Phase 7: Die Beendigungsphase. Diese Phase ist die letzte Phase des Ruhestandes und tritt ein, wenn die Person aufgrund von Alter oder Krankheit ihre Unabhängigkeit verliert oder auf Pflege angewiesen ist. In dieser Phase nimmt die Selbstbestimmtheit und damit die Zufriedenheit ab. Aber man hat sich auch darauf vorbereiten können. Zeit für einen entspannten Rückblick auf sein Leben und um Bilanz zu ziehen.

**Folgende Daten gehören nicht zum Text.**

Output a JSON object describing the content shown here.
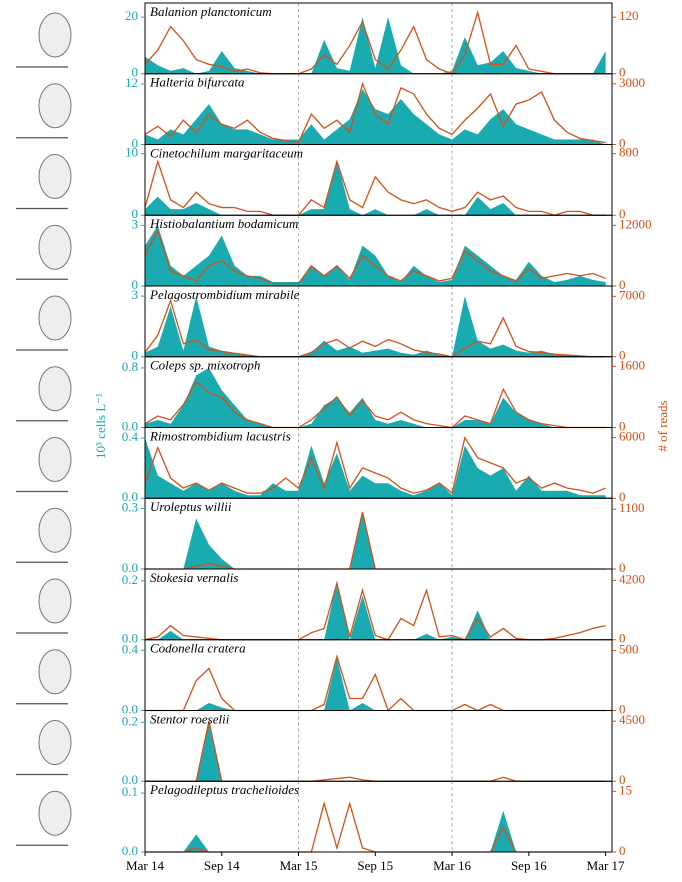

Das Modell von Robert Atchley ist eines der bekanntesten Modelle zur Beschreibung des Übergangs in den Ruhestand. Es bietet einen nützlichen Rahmen für das Verständnis der psychologischen und sozialen Aspekte dieses Lebensabschnitts. Allerdings ist das Modell nicht universell gültig, da nicht alle Menschen alle Phasen durchlaufen oder in derselben Reihenfolge erleben. Außerdem können individuelle Faktoren wie Persönlichkeit, Gesundheit, Finanzen oder soziale Unterstützung einen großen Einfluss auf die Erfahrung des Ruhestandes haben. Daher ist es wichtig, den Ruhestand als einen individuellen und dynamischen Prozess zu betrachten, der Anpassung und Flexibilität erfordert.